En medio mismo de los pueblos cristianos, hemos visto a veces, en tiempos de urgente necesidad, a obispos, siempre dependientes en esto como en todo del Sumo Pontífice y actuando en virtud de su comunión, es decir, recibiendo de él todo su poder, usar de este poder para la salvación de los pueblos.

A consecuencia de calamidades más allá de toda previsión de la ley y de violencias que no podían remediarse con los medios comunes, la acción de los pastores locales pudo faltar por completo; nos encontramos así devueltos a las condiciones en que se ejercía el apostolado para el establecimiento de las Iglesias y cuando aún no se habían constituido los ministerios locales. Pues, como ya hemos dicho, es concebible que, en ausencia de pastores individuales, queden solas las potestades universales de la jerarquía, y que la Iglesia universal, mediante las potestades generales de su jerarquía y episcopado, ocupe, por así decirlo, el lugar de las Iglesias individuales, y acuda inmediatamente en ayuda de las almas.

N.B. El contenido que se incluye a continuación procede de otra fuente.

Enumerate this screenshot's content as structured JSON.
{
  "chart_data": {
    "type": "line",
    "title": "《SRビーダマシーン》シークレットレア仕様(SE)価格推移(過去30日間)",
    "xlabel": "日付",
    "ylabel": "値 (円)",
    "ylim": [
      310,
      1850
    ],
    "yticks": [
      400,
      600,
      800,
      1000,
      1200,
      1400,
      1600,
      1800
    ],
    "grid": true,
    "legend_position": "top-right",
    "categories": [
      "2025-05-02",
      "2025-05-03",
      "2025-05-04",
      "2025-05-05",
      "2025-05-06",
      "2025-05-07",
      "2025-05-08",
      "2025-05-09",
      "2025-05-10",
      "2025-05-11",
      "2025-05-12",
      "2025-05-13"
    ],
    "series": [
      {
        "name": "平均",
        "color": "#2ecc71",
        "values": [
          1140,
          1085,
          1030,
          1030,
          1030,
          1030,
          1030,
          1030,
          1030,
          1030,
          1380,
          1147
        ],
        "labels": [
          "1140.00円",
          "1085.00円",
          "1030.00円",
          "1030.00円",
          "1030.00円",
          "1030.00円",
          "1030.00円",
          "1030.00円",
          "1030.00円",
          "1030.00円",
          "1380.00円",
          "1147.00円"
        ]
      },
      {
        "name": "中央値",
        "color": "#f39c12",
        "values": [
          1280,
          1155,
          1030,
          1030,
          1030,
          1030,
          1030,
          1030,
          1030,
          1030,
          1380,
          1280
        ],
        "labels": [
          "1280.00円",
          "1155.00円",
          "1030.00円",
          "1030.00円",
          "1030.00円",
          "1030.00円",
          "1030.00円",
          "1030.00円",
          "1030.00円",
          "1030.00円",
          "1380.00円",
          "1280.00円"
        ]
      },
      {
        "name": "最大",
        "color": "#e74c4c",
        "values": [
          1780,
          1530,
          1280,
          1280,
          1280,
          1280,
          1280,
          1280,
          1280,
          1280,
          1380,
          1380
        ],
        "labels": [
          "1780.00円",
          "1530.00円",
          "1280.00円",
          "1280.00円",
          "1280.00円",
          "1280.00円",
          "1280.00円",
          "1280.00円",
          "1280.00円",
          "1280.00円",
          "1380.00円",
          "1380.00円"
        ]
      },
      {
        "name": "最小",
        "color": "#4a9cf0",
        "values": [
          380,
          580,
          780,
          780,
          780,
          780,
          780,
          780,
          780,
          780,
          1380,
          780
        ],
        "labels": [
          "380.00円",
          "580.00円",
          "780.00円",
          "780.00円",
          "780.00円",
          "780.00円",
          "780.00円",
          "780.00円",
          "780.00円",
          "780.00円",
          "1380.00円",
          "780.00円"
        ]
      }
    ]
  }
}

En el siglo IV, San Eusebio de Samosata visitó las Iglesias orientales devastadas por los arrianos y ordenó pastores ortodoxos para ellas, sin tener ninguna jurisdicción especial sobre ellas.

Fueron acciones verdaderamente extraordinarias, como lo fueron las circunstancias que las originaron.

Estas manifestaciones de la potestad universal del episcopado, ejercidas en lugares donde se han establecido jerarquías locales que no han perecido del todo, han sido siempre muy raras.

Las más de las veces, en estos casos extremos, los mismos Sumos Pontífices han podido proveer a las necesidades del pueblo enviando legados o administradores apostólicos; y así como, en la plenitud de su potestad principal y soberana, se han reservado en el tiempo la obra de las misiones, así también se han aplicado a socorrer a las Iglesias languidecientes por esta misma autoridad, que es siempre inmediata.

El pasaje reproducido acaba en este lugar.